Soran Shwan

Effect of post-synthesis hydrogen-treatment on the nature of iron species in Fe-BEA as NH3-SCR catalyst

Post-synthesis treatment of Fe-BEA with hydrogen has previously been shown to improve the low-temperature activity for NO reduction during standard NH3-SCR. Here, a 2 wt.% Fe-BEA sample was prepared by incipient wetness impregnation and calcined in air at 450 °C for 3 h. The fresh sample was then treated with 5% H2 at 650 °C for 5 h. The evolution of different iron species in Fe-BEA before and after H2-treatment was studied using in situ DRIFT spectroscopy with NO as a probe molecule and by UV-Vis spectroscopy. The DRIFTS results show that the relative intensity of the absorption peak representing isolated iron species increases significantly after H2-treatment of the fresh Fe-BEA sample. Furthermore, the UV-Vis results show a significant decrease in the relative intensity in the UV region representing larger iron particles, whereas the relative intensity representing smaller iron species increases after treatment of Fe-BEA with hydrogen. The results show that the low-temperature NO reduction during standard NH3-SCR can be increased for Fe-BEA by redispersion of smaller iron species into the zeolite structure by hydrogen-treatment.

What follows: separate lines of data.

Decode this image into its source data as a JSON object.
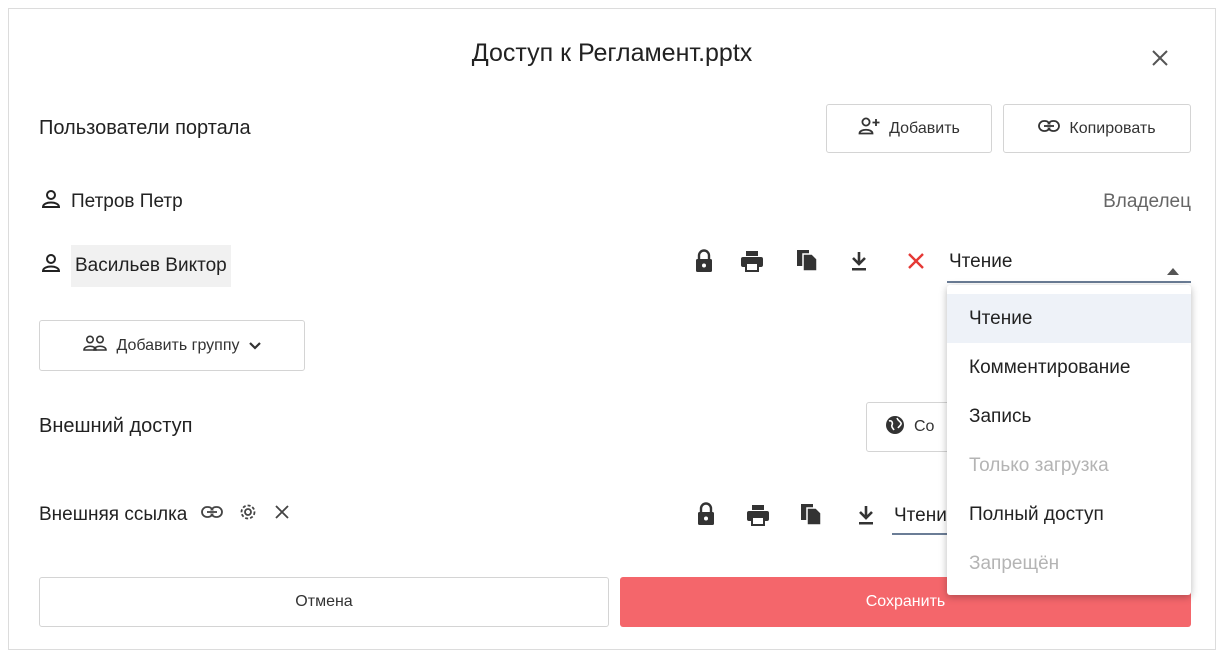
{
  "dialog": {
    "title": "Доступ к Регламент.pptx"
  },
  "portal": {
    "heading": "Пользователи портала",
    "add_label": "Добавить",
    "copy_label": "Копировать"
  },
  "users": [
    {
      "name": "Петров Петр",
      "role": "Владелец"
    },
    {
      "name": "Васильев Виктор",
      "role_selected": "Чтение"
    }
  ],
  "add_group_label": "Добавить группу",
  "external": {
    "heading": "Внешний доступ",
    "create_button_partial": "Со",
    "link_label": "Внешняя ссылка",
    "access_partial": "Чтени"
  },
  "dropdown_options": [
    {
      "label": "Чтение",
      "state": "selected"
    },
    {
      "label": "Комментирование",
      "state": "enabled"
    },
    {
      "label": "Запись",
      "state": "enabled"
    },
    {
      "label": "Только загрузка",
      "state": "disabled"
    },
    {
      "label": "Полный доступ",
      "state": "enabled"
    },
    {
      "label": "Запрещён",
      "state": "disabled"
    }
  ],
  "footer": {
    "cancel_label": "Отмена",
    "save_label": "Сохранить"
  },
  "colors": {
    "accent": "#f4666b",
    "remove": "#e53935",
    "icon": "#333333",
    "disabled_text": "#b4b4b4",
    "selected_bg": "#eef2f8"
  }
}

Influence of hydrothermal ageing on NH3-SCR over Fe-BEA -Inhibition of NH3-SCR by ammonia

The decay in ammonia adsorption capacity and the amount of active iron sites are important to consider in order to understand the deactivation processes of Fe-BEA for NH3-SCR catalyst applications. NH3 and NO storage capacity experiments together with kinetic modeling have been used to evaluate ammonia inhibition during NH3-SCR before and after hydrothermal treatment of H-BEA and Fe-BEA. The kinetic model shows that at least four types of acid sites for H-BEA and one additional site for Fe-BEA are required to predict the NH3 desorption well. NH3-TPD experiments together with simulations show that the strongest adsorption sites are the sites that are most affected by the hydrothermal treatment. For H-BEA a clear correlation between the ammonia storage capacity and the improved NOX conversion after NH3 cut-off during NH3-SCR is observed. However, for Fe-BEA an inhibiting effect of ammonia after NH3 cut-off is seen but no significant difference (i.e. increased NOX conversion time) between fresh and aged samples can be observed, indicating that the inhibiting effect is unaffected by the hydrothermal treatment.

Impact of Thermal and Chemical Ageing of Fe-BEA SCR Catalyst on NOx Conversion Performance

Emissions of nitrogen oxides (NOx) from heavy-duty diesel engines are subject to more stringent environmental legislation. Selective catalytic reduction (SCR) over metal ion-exchanged zeolites is in this connection an efficient method to reduce NOx. Understanding durability of the SCR catalyst is crucial for correct design of the aftertreatment system. In the present paper, thermal and chemical ageing of Fe-BEA as NH3-SCR catalyst is studied. Experimental results of hydrothermal ageing, and chemical ageing due to phosphorous and potassium exposure are presented. The catalyst is characterized by flow reactor experiments, nitrogen physisorption, DRIFTS, XRD, and XPS. Based on the experimental results, a multisite kinetic model is developed to describe the activity of the fresh Fe-BEA catalyst. Furthermore, the model can predict deactivation of the catalyst well by decreasing the number of active sites, representing loss of active iron sites due to migration or chemical blockage of the sites. By performing a systematic study of different deactivation mechanisms, a deactivation expression for the active sites can be formulated.